A person takes a photo of the 65-foot-tall mural of John Lewis in Sweet Auburn

A person snaps a photo of the John Lewis mural in Sweet Auburn in the days following the congressman's death in July 2020. Photo: Mike Stewart/AP

Sweet Auburn leaders want Atlanta’s iconic “HERO” mural of John Lewis to become the backdrop for a small park where people can celebrate the civil rights activist’s rich life.

Why it matters: The 65-foot-tall mural is arguably the coolest addition to Atlanta’s skyline in recent memory, and after Lewis’ death in 2020, the adjacent parking lot became a vigil and tribute.

History lesson: Jerome Edmondson of the Butler Street Community Development Corp. calls the intersection of Jesse Hill Drive and Auburn Avenue where the mural is located the “corner that changed America.”

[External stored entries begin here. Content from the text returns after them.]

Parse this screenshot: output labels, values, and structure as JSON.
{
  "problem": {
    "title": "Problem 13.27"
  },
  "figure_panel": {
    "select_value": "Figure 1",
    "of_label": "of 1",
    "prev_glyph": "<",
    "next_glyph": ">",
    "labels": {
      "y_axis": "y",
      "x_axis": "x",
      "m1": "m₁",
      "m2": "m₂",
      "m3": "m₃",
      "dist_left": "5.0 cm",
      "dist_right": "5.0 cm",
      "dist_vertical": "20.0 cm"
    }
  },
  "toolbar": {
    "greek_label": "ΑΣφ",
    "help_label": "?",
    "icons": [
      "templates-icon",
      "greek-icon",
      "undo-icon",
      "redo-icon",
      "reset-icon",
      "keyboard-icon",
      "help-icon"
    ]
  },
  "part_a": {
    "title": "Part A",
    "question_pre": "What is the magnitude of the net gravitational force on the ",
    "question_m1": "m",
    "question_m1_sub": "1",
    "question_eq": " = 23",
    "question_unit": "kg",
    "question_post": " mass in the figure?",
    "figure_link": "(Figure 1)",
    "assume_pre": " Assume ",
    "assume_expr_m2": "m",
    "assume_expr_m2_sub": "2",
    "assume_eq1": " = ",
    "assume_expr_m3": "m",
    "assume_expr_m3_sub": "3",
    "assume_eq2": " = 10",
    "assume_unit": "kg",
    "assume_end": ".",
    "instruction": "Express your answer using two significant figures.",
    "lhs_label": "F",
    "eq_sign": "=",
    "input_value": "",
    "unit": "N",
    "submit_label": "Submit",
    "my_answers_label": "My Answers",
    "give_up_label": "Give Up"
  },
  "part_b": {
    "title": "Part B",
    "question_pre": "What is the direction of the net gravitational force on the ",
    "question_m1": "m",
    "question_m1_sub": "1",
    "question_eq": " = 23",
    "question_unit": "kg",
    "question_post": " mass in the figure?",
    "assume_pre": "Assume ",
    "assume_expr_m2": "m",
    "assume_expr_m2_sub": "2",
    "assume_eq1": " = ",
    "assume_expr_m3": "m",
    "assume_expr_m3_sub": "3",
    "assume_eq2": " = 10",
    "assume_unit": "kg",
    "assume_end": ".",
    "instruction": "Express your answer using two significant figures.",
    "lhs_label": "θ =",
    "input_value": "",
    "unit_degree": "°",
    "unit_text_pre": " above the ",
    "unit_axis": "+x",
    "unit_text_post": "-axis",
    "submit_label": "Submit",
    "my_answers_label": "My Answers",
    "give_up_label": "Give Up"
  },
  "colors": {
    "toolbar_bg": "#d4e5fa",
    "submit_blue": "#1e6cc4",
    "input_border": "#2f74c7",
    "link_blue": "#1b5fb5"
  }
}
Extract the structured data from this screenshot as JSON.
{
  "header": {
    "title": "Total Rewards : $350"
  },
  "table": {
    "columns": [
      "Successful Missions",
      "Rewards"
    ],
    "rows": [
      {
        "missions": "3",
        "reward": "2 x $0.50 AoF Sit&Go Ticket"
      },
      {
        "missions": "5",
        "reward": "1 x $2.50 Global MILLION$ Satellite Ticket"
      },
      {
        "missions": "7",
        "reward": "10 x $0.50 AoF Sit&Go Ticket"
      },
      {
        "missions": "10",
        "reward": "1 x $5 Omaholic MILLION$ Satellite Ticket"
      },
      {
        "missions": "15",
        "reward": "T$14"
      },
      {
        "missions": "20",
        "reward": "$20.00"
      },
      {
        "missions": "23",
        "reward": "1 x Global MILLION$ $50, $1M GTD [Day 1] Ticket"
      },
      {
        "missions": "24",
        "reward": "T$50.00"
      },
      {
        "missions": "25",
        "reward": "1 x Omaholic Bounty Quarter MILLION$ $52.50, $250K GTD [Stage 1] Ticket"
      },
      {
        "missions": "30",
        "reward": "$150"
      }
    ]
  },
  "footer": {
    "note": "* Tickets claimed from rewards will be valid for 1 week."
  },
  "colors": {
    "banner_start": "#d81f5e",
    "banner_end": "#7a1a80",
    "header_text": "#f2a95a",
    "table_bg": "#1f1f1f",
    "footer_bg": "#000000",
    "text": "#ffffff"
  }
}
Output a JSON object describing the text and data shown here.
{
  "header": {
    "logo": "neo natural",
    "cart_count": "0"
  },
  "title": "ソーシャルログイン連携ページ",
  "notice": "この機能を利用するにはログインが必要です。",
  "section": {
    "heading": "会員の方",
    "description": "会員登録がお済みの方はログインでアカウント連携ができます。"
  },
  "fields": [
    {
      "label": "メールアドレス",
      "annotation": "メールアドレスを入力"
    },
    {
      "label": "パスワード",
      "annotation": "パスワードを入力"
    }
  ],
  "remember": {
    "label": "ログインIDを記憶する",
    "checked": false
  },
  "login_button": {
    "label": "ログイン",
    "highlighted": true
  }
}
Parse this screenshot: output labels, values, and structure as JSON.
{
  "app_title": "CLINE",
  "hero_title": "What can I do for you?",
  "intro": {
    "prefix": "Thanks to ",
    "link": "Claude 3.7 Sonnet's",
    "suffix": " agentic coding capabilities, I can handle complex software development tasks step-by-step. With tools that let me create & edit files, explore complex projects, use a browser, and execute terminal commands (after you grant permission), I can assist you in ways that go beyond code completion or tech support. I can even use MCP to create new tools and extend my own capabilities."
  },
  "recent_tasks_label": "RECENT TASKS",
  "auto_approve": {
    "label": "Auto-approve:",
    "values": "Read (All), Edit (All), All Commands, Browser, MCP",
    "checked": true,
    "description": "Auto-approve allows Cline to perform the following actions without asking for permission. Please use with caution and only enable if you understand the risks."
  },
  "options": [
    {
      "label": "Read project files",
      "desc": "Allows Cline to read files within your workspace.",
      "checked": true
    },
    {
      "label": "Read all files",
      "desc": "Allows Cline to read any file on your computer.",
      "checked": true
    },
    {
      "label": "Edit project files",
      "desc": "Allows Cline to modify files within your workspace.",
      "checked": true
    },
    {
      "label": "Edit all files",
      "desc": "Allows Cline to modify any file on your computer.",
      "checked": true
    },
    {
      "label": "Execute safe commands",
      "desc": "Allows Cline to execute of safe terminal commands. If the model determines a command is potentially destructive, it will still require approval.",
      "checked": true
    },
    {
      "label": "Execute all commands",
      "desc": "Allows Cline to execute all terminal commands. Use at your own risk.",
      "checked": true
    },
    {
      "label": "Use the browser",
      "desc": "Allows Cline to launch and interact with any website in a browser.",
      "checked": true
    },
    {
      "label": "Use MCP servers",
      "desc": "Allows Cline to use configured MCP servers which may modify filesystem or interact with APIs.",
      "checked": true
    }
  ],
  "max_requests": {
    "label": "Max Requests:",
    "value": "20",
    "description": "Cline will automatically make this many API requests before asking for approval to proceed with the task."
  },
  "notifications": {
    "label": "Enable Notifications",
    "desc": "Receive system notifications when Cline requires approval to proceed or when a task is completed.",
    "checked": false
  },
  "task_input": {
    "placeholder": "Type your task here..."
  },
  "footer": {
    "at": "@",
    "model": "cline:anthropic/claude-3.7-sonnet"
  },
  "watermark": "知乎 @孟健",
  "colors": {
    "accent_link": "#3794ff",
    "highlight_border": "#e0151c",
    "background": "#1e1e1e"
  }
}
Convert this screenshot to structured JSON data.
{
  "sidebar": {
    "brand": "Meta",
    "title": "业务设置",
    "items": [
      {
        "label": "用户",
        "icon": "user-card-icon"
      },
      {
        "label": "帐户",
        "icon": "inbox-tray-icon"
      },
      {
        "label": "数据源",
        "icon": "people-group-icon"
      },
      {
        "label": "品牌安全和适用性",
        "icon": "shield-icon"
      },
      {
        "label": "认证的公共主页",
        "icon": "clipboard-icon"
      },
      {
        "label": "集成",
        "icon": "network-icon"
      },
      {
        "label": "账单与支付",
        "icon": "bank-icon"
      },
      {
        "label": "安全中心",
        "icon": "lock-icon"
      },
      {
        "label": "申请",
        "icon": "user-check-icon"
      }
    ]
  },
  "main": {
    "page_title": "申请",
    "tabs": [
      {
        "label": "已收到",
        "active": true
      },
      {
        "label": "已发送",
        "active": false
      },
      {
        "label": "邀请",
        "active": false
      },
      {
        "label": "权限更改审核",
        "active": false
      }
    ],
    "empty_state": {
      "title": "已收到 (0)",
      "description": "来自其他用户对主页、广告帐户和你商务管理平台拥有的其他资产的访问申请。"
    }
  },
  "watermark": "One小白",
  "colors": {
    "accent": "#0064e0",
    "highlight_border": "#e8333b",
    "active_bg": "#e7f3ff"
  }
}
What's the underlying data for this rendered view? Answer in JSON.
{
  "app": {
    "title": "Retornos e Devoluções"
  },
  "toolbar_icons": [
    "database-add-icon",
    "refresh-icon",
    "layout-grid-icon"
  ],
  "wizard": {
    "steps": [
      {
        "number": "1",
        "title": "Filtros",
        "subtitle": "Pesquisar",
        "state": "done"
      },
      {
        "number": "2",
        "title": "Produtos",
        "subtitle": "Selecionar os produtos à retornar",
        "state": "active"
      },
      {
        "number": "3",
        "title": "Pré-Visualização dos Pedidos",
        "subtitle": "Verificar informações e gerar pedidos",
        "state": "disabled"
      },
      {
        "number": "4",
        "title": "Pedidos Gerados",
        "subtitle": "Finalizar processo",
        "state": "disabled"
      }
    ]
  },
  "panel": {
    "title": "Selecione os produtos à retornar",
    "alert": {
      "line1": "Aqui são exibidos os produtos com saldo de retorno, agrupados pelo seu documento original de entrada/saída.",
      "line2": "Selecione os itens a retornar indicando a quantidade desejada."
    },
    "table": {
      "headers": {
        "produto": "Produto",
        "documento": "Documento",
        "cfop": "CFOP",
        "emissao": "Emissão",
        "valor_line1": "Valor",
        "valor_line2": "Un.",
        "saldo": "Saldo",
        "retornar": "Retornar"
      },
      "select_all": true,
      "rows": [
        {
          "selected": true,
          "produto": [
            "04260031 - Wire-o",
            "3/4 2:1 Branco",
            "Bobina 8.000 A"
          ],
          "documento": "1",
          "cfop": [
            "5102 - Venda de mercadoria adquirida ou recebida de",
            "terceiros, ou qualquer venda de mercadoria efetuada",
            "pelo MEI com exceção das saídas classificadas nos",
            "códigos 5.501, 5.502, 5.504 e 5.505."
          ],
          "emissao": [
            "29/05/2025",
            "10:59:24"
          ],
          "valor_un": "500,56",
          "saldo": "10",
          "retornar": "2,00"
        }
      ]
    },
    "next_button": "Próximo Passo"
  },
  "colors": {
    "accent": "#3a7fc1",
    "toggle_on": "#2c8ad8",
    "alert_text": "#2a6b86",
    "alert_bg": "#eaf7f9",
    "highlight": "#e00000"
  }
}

  • The property is part of the old Butler Street YMCA complex, the first Black YMCA in the United States, and a meeting hub for Black civic leaders during the civil rights movement.
  • “If you were coming to be part of the civil rights movement or to meet with Dr. King, you often stayed at the Butler Street YMCA,” Edmondson tells Axios.

In 1948, Atlanta’s first eight Black police officers slept at the Y because they were not allowed to patrol the streets at night.

State of play: After the memorial service at Ebenezer Baptist Church, Lewis’ funeral procession paused at the mural.

Willie Watkins, the legendary Atlanta undertaker who coordinated the funeral, urged Edmondson to turn the property into a park and finish redeveloping the former YMCA. Others supported the idea..

  • Fundraising continues, Edmondson tells Axios, and community supporters include Sweet Auburn Works, Central Atlanta Progress, and Gene Kansas. He and other organizers would like to open the park in July, around the second anniversary of Lewis’ death.

Don’t forget: Trees Atlanta, the National Center for Civil and Human Rights, and the Freedom Park Conservancy have created a "flowering forest" to celebrate Lewis.

Thomas’ thought bubble: Tear up the concrete, plant flowers and create a beautiful place befitting a remarkable person.